Medical Affairs Groups Take on New Roles


Drug companies are adding more responsibilities to their medical affairs groups.

Over the years many drug companies’ medical affairs groups have grown and evolved to add new roles. According to a survey by Cutting Edge Information, 35% of medical affairs groups have recently been adding the responsibilities of health economics and outcomes research (HEOR).

Drug companies want to be able to provide more detailed patient outcome data to prove the value of their products. This is becoming more important with the rising costs of health care.

"Although it is still an emerging trend, the addition of HEOR responsibilities to medical affairs teams is a tremendous indicator of how the industry will conduct business in the future," Jason Richardson, president of Cutting Edge Information, said in a statement.

One role of health economics groups is something that medical affairs groups are already familiar with: acting as an impartial bridge between the clinical development organization and the commercial side.

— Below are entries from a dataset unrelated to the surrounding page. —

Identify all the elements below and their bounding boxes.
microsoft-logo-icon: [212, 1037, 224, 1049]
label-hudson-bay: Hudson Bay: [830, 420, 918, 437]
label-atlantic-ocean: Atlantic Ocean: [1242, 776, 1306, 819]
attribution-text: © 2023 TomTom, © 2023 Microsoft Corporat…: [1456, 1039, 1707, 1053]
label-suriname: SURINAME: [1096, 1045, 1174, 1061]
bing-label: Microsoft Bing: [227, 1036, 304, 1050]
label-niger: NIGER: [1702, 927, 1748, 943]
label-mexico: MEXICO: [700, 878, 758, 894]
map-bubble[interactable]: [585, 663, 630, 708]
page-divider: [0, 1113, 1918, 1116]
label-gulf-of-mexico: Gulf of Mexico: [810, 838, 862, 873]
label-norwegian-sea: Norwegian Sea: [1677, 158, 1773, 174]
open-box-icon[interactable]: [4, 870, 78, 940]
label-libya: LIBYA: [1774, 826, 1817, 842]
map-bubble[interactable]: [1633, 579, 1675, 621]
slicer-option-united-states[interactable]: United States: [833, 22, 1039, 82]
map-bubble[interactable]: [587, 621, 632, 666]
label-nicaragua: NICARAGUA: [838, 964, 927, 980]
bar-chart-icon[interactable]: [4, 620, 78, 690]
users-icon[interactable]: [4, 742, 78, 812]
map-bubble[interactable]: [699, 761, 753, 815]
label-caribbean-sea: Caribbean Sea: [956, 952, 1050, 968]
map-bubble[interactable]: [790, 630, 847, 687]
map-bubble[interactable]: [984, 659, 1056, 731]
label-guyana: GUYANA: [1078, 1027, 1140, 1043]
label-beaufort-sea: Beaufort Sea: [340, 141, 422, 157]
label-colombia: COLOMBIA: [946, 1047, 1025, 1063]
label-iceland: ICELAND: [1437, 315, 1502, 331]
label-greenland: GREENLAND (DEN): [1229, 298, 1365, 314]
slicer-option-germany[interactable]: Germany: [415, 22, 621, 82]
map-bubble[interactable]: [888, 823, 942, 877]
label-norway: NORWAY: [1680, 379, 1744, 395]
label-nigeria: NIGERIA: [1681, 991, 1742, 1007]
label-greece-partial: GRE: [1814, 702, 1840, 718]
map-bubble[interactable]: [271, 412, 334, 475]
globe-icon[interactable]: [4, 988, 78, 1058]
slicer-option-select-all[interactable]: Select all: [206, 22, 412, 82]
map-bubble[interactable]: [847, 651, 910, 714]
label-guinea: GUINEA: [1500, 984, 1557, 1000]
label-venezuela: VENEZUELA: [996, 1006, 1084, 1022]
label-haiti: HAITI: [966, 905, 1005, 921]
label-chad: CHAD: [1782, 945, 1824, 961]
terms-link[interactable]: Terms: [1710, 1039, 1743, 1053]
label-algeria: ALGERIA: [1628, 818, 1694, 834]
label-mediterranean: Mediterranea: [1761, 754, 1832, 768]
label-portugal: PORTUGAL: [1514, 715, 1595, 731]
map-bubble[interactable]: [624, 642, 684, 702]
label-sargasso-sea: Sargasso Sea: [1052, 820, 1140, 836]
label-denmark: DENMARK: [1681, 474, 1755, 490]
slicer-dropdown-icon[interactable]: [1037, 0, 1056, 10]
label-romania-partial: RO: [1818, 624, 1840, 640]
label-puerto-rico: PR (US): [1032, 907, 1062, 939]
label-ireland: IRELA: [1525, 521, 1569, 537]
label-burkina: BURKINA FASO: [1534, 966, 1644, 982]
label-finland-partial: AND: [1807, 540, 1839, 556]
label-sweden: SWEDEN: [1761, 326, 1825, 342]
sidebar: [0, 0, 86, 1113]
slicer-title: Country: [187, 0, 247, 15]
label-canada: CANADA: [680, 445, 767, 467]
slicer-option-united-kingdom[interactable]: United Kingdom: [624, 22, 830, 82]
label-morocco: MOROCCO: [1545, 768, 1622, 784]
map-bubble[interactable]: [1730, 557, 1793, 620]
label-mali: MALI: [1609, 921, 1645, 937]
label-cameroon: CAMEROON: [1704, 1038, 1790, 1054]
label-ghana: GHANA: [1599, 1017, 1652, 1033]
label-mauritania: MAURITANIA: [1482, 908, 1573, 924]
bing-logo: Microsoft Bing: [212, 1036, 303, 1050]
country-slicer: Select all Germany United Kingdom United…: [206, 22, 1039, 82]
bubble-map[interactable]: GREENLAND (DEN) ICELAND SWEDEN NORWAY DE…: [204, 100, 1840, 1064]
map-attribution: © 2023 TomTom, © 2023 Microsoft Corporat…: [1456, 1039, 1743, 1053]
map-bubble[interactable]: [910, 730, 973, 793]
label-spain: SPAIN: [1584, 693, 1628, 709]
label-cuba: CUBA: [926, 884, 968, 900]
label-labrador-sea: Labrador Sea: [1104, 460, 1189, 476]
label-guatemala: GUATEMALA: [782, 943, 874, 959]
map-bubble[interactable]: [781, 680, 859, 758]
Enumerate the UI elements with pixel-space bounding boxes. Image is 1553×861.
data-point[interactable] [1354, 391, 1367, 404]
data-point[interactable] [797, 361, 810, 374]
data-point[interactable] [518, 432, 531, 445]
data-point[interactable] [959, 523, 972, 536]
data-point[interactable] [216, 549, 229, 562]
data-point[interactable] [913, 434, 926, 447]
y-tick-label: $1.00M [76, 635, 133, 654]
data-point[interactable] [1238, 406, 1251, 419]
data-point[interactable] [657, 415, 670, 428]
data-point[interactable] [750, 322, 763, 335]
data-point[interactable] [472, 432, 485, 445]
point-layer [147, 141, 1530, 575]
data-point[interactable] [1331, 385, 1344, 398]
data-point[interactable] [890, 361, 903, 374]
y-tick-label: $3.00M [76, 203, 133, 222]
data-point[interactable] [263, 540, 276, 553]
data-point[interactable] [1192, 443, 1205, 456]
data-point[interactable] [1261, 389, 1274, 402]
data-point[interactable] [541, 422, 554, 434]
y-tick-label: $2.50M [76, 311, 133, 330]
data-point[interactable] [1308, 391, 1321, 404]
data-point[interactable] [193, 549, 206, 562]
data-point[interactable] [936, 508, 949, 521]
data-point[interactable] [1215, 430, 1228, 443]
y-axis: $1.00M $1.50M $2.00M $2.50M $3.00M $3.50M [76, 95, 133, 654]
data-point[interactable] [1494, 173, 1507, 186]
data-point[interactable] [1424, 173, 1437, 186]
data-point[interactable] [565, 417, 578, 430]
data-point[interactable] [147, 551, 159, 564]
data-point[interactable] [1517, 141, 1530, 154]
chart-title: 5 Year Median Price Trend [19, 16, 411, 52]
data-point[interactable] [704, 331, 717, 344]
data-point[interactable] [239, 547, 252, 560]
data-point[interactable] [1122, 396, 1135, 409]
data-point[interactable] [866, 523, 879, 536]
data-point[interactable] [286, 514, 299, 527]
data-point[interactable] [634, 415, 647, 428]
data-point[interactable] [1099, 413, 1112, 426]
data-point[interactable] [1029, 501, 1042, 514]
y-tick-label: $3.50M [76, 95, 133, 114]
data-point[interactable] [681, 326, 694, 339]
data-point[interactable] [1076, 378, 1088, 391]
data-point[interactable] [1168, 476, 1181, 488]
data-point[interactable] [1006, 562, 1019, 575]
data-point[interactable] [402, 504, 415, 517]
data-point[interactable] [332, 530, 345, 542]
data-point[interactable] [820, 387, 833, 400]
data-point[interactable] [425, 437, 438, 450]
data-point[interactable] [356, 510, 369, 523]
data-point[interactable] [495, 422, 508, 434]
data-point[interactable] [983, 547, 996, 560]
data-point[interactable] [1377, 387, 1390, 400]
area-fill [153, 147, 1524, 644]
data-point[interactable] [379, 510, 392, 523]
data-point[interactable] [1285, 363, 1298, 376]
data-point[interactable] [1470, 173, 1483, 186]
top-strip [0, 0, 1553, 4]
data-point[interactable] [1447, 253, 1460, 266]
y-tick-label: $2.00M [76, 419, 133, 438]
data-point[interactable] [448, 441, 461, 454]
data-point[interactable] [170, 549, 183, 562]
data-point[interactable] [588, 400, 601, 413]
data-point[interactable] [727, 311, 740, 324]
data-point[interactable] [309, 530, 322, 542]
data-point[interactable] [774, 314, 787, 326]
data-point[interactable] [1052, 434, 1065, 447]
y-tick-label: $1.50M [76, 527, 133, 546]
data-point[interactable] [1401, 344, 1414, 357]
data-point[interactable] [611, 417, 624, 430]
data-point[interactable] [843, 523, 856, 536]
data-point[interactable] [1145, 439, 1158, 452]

Other commonalities between the two groups include disseminating clinical data and health economics information to stakeholders.

CEI’s data shows that the bond between the departments is growing. More than half (58%) of U.S. medical affairs teams already have some HEOR responsibilities and budgets for HEOR activities increased 5% over the previous year. CEI suggests that as these two groups work together, it may be soon when medical affairs is a primary reporting line for health economics.